On Thu, Feb 16, 2012 at 8:21 AM, Chris Lilley <chris@w3.org> wrote:
> (why is this not on www-style?)

Yes, it should be.  I'll kick it over.  For the aid of people just
seeing this post publicly, I didn't trim the quote.


> On Thursday, February 16, 2012, 4:56:15 PM, Brad wrote:
>
> BK> On Feb 14, 2012, at 6:27 AM, Florian Rivoal wrote:
>
>>> - RESOLVED: In section 4.11 ('resolution'), append after the first paragraph
>>>            "For printers, this corresponds to the screening resolution (the
>>>             resolution for printing dots of arbitrary color)."
>
> BK> I'm a little uncomfortable with that wording. It seems like we
> BK> should include something about lines per inch, instead of just
> BK> "dots of arbitrary color", for printers that use halftoning.
>
> That is what the screening resolution means, although it should also cover printers that use stochastic as well as fixed pattern screening, and printers such as dye sublimation which do have continuous tone dots.
>
> It is the resolution at which one can display a continuous tone image.
>
> BK>  A
> BK> halftone screen has lines per inch (sometimes different for each
> BK> component CMYK color, as I recall), but can still also have laser
> BK> dots to form the shape of each halftone dot.
>
> The resolution, for CSS, is the screening frequency (e.g. 175 per inch, for quality magazines) not the native dot frequency (e.g. 2880 dots per inch, for inkjets).

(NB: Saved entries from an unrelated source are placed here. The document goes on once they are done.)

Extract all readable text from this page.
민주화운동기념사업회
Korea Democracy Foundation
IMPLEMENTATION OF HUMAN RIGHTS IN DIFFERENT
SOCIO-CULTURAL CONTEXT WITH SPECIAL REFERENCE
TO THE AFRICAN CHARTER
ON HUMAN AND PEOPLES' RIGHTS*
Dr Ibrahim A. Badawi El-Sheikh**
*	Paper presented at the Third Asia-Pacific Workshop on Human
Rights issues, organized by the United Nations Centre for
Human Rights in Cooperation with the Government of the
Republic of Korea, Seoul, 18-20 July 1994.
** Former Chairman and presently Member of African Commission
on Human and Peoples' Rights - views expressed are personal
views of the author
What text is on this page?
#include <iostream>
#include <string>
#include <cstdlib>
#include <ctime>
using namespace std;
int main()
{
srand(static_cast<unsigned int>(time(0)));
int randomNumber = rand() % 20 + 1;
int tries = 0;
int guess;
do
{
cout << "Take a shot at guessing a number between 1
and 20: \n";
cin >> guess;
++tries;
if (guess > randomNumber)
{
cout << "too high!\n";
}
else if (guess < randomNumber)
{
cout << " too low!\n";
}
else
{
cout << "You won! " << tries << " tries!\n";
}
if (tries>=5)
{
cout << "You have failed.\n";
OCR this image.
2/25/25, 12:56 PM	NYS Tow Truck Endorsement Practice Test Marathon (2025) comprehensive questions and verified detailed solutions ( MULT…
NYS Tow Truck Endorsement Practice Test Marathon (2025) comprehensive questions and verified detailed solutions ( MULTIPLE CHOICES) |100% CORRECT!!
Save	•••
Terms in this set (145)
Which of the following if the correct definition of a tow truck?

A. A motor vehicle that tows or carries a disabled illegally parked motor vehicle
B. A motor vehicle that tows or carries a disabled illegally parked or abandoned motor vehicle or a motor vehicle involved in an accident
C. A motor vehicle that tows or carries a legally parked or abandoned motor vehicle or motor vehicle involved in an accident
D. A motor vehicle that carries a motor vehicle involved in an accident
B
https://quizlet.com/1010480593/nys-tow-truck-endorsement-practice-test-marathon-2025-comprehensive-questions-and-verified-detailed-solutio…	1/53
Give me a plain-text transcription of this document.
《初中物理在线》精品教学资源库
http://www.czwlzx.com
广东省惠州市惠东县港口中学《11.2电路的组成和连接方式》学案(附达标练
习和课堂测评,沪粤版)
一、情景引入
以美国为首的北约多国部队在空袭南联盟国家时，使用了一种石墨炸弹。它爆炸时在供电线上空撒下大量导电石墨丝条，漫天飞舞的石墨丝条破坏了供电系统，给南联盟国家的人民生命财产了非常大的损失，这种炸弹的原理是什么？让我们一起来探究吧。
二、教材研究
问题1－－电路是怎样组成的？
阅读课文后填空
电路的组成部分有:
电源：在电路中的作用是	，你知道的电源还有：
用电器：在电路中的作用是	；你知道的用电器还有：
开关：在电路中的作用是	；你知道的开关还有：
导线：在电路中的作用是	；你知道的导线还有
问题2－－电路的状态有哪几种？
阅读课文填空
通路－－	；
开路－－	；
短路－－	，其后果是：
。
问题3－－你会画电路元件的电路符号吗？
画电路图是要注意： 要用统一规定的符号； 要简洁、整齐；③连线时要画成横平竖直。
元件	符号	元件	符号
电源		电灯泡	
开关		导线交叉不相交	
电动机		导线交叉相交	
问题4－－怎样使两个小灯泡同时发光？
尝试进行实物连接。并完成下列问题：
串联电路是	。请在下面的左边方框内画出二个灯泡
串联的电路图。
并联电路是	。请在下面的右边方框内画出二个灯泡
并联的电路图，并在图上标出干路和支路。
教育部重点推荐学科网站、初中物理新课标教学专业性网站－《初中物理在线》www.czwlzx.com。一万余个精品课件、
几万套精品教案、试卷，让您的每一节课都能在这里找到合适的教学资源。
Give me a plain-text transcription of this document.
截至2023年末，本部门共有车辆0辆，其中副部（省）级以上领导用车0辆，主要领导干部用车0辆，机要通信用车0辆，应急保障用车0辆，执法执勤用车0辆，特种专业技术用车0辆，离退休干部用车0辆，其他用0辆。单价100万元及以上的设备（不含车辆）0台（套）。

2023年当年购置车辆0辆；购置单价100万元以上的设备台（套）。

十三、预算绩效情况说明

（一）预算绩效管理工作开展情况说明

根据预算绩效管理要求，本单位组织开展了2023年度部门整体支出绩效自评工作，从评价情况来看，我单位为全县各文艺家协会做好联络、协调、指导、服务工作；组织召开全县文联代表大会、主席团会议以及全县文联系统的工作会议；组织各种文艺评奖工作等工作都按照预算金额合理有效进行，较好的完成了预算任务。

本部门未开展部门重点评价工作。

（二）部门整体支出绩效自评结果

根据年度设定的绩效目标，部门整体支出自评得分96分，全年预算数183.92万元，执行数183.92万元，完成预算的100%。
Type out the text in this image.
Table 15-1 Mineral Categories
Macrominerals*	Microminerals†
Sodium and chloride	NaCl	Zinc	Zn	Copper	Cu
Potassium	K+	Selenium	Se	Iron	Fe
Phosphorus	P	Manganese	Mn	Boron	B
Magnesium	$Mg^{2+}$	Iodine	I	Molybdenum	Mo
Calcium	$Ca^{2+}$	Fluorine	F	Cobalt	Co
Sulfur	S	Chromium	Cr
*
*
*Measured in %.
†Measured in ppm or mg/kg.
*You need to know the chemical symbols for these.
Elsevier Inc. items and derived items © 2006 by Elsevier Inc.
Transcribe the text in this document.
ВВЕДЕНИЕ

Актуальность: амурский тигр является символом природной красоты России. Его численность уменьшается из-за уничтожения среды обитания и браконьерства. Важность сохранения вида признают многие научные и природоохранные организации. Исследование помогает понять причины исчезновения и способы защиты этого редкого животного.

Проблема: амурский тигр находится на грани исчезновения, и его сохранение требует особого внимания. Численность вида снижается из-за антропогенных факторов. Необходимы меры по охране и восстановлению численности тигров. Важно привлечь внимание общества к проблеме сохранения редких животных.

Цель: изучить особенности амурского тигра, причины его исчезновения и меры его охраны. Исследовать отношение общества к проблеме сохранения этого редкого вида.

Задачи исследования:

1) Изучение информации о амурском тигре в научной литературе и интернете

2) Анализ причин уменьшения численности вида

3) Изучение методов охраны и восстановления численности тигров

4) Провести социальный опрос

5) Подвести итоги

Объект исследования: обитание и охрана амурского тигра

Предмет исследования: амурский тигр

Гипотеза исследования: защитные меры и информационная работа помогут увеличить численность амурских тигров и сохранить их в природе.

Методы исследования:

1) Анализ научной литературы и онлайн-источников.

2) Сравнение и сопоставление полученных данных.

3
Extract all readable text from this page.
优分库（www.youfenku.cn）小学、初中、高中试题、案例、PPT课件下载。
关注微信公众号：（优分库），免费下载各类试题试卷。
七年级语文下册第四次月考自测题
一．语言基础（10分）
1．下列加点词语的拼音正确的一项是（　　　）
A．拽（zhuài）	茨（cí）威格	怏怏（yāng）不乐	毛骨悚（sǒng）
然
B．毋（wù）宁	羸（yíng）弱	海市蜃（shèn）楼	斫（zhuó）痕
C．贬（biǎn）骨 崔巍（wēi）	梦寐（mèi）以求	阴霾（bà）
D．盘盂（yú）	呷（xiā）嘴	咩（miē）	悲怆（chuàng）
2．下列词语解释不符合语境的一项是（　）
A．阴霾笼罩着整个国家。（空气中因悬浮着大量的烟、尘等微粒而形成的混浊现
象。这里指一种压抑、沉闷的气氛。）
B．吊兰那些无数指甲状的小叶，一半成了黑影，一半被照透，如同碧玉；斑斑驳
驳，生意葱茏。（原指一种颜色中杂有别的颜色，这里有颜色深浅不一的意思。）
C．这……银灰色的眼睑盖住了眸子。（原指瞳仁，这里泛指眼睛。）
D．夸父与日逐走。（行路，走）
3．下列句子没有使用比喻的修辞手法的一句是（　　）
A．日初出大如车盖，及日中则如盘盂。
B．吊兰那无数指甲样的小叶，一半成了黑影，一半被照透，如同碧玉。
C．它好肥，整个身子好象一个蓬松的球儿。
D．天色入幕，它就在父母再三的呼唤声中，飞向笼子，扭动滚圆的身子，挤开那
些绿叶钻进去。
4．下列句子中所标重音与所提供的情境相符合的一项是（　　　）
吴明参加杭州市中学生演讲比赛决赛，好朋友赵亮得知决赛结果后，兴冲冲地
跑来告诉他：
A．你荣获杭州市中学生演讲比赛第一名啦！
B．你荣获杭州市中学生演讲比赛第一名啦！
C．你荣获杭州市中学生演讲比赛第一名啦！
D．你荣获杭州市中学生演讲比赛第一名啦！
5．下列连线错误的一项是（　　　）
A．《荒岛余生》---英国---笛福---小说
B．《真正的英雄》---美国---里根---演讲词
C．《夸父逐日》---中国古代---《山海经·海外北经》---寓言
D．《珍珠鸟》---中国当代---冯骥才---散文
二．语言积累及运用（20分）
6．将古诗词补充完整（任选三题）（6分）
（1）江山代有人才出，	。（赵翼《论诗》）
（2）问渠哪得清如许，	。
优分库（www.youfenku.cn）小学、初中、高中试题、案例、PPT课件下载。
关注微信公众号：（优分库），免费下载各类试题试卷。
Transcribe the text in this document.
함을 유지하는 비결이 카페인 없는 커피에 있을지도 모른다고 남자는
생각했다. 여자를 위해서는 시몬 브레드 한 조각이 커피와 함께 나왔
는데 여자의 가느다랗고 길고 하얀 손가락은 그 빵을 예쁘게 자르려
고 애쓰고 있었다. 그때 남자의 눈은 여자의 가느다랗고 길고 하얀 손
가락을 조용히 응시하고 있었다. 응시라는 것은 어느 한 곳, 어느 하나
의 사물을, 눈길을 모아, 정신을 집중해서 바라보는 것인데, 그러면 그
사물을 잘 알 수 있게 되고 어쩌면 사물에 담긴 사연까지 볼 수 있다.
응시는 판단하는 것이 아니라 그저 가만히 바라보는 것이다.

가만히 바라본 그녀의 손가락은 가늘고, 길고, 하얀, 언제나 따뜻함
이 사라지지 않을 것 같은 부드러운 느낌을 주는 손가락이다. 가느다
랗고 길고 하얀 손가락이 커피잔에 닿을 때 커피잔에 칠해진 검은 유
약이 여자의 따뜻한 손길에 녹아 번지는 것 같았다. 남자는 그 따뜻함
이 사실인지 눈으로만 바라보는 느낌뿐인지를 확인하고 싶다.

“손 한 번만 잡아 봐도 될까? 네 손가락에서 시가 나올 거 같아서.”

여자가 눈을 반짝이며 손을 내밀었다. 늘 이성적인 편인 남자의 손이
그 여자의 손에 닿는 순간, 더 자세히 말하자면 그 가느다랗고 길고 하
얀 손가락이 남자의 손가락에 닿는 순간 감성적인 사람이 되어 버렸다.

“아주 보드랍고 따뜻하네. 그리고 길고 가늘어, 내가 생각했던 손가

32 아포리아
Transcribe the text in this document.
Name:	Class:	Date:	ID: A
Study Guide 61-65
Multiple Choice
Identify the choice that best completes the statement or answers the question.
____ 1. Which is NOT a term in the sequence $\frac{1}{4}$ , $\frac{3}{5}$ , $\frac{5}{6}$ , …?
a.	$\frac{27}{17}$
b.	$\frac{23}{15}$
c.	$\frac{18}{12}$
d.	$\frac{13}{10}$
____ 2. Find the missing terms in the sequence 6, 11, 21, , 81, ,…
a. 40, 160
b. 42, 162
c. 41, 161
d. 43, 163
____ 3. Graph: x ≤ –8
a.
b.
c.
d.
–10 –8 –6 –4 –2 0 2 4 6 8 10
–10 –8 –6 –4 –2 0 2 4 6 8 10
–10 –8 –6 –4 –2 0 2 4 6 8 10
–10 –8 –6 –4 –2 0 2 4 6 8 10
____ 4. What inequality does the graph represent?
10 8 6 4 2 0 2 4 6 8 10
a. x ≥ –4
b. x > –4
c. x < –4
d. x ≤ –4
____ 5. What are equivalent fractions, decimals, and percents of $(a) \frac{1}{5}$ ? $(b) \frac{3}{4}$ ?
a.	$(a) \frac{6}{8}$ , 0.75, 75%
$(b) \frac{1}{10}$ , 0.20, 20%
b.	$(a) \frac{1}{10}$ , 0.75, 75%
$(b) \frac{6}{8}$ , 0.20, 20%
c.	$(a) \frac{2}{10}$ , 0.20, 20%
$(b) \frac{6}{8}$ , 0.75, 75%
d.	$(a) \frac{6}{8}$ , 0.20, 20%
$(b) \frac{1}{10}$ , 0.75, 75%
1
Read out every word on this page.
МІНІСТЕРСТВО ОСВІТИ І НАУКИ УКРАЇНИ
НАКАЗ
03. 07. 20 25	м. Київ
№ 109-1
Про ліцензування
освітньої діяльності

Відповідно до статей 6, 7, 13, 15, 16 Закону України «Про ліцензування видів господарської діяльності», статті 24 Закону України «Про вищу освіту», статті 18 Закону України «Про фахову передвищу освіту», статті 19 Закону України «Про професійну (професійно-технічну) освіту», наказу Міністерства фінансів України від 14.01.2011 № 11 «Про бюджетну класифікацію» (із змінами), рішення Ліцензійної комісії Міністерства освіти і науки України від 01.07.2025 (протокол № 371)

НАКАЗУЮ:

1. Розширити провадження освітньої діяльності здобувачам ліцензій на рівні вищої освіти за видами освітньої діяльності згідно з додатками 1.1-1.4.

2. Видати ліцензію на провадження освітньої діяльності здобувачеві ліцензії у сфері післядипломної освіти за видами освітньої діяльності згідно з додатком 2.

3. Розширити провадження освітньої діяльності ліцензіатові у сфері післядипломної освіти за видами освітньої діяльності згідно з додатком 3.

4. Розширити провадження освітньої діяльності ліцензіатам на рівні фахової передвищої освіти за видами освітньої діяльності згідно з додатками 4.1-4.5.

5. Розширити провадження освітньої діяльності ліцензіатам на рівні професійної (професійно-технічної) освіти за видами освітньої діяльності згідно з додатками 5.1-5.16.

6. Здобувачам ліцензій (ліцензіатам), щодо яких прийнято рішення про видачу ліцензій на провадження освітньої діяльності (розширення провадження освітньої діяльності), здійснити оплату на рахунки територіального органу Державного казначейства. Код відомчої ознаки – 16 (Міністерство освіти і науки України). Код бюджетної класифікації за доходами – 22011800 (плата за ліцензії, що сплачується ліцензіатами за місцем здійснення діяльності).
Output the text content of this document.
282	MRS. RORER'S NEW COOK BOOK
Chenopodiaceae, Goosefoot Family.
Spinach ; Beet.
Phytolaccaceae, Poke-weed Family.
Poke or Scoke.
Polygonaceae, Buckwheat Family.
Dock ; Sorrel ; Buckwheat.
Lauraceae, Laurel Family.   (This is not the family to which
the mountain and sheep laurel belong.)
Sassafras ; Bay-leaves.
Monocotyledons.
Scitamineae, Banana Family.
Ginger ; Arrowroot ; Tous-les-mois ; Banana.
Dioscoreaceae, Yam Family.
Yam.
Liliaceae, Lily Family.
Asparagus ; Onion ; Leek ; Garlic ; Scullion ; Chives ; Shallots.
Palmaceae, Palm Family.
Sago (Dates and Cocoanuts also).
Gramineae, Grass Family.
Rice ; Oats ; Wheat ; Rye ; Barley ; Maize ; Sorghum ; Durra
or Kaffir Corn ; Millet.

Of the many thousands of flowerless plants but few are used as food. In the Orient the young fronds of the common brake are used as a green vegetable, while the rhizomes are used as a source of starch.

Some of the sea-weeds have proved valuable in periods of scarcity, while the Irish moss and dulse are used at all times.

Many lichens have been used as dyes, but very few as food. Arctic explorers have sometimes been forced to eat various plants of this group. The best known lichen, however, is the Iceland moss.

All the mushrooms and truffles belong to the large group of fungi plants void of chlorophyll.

But those dots are single, opaque dots of ink and cannot, by themselves, display an arbitrary color.
>
> BK>  The size of the laser
> BK> dot is still somewhat important to print designers, because if the
> BK> laser dot resolution is too low then you can't get smooth
> BK> gradations without increasing the size of the halftone dot (this
> BK> used to be a bigger issue when desktop printers were commonly 300-400dpi).
>
> Yes, I agree there can be a need to know both. But after the discussion at the f2f, the WG decided to only expose the screening frequency

More accurately, we decided that the screening frequency was a closer
match for what "resolution" means on monitors native dot frequency.
We agreed unofficially that the native dot frequency is a useful thing
to expose as well in the next level of MQ.

> BK> I know you did what the WG resolved on, but I think it needs
> BK> more. I don't have any improved wording for you at this time though.